An alternative reason for recent trades could be insiders taking advantage of the share price volatility. Volatility provides an opportunity to trade on market inefficiencies when the stock is under-priced compared to the stock’s intrinsic value. In the past three months, CenturyLink’s share price reached a high of $23.98 and a low of $17.43. This indicates a fairly large volatility with a share price movement of 37.58%. Insiders may deem this relatively meaningful movement as an opportunity to decrease their shareholdings. Or perhaps their reason to sell is not driven by price or growth prospects and merely by their own personal diversification or monetary needs.
CenturyLink’s net selling activity tells us the stock has fallen out of favour with some insiders as of late, reinforced by the negative earnings growth expectations, as well as the relatively large share price volatility over the same period of trade. But we must also be aware that insiders divesting may not actually be based their views on the company’s outlook. Moreover, while insider selling can be a useful prompt, following the lead of an insider, however, will never replace diligent research. I’ve compiled two key aspects you should further examine:
- Financial Health: Does CenturyLink have a healthy balance sheet? Take a look at our free balance sheet analysis with six simple checks on key factors like leverage and risk.
- Other High Quality Alternatives : Are there other high quality stocks you could be holding instead of CenturyLink?

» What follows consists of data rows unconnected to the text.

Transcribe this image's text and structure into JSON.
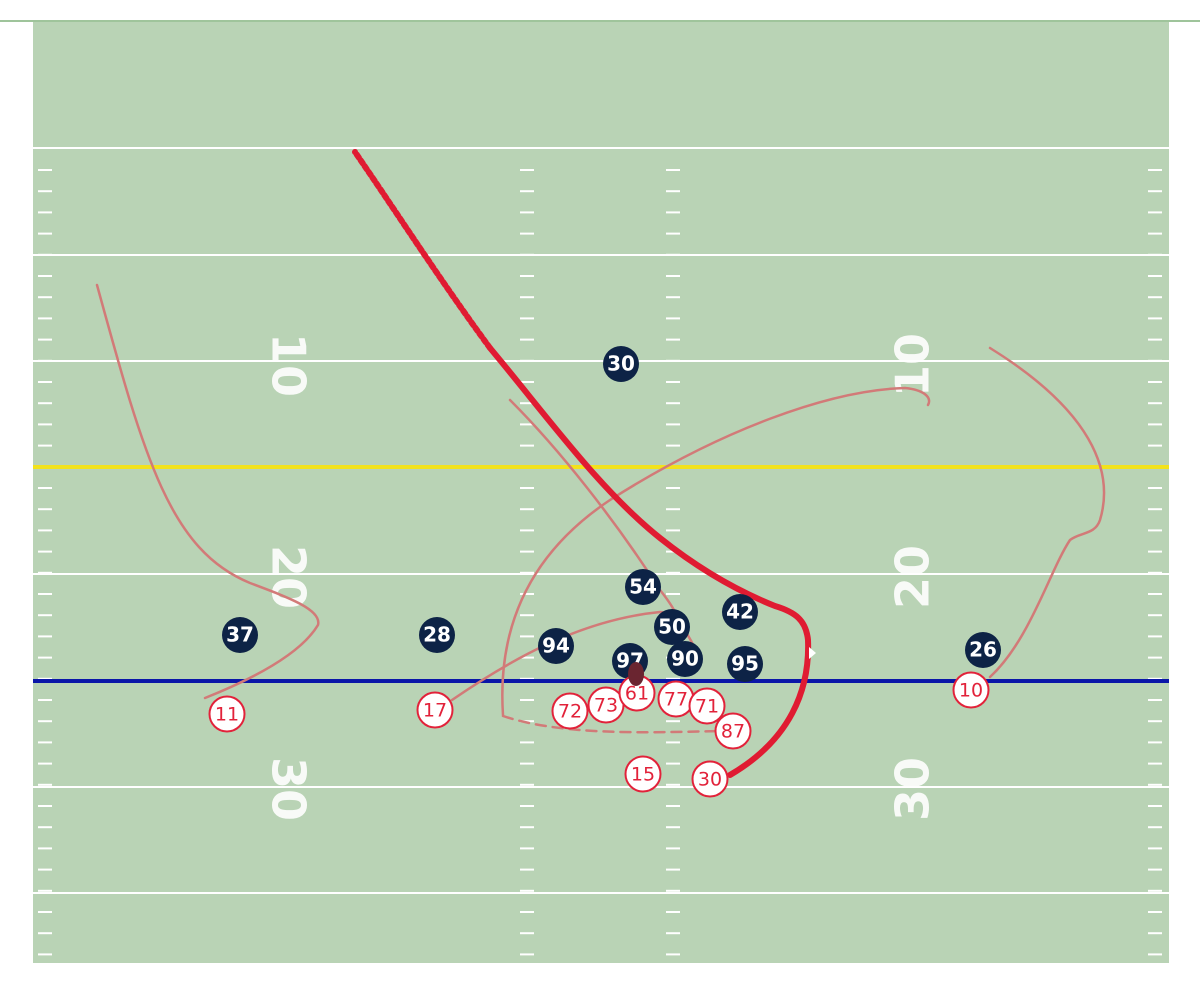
{
  "colors": {
    "field": "#b9d3b5",
    "top_rule": "#9fc49b",
    "yard_line": "#ffffff",
    "first_down_line": "#f2e21c",
    "line_of_scrimmage": "#0a16a8",
    "defense_fill": "#0d2346",
    "offense_stroke": "#e2223a",
    "route": "#d27a78",
    "ball_carrier_path": "#e01b32",
    "ball": "#6a2530"
  },
  "yard_numbers": {
    "left": [
      "10",
      "20",
      "30"
    ],
    "right": [
      "10",
      "20",
      "30"
    ]
  },
  "defense": [
    {
      "number": "30"
    },
    {
      "number": "54"
    },
    {
      "number": "42"
    },
    {
      "number": "50"
    },
    {
      "number": "37"
    },
    {
      "number": "28"
    },
    {
      "number": "94"
    },
    {
      "number": "97"
    },
    {
      "number": "90"
    },
    {
      "number": "95"
    },
    {
      "number": "26"
    }
  ],
  "offense": [
    {
      "number": "11"
    },
    {
      "number": "17"
    },
    {
      "number": "72"
    },
    {
      "number": "73"
    },
    {
      "number": "61"
    },
    {
      "number": "77"
    },
    {
      "number": "71"
    },
    {
      "number": "87"
    },
    {
      "number": "15"
    },
    {
      "number": "30"
    },
    {
      "number": "10"
    }
  ]
}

Explore our interactive list of high quality stocks to get an idea of what else is out there you may be missing!
NB: Figures in this article are calculated using data from the last twelve months, which refer to the 12-month period ending on the last date of the month the financial statement is dated. This may not be consistent with full year annual report figures.
To help readers see past the short term volatility of the financial market, we aim to bring you a long-term focused research analysis purely driven by fundamental data. Note that our analysis does not factor in the latest price-sensitive company announcements.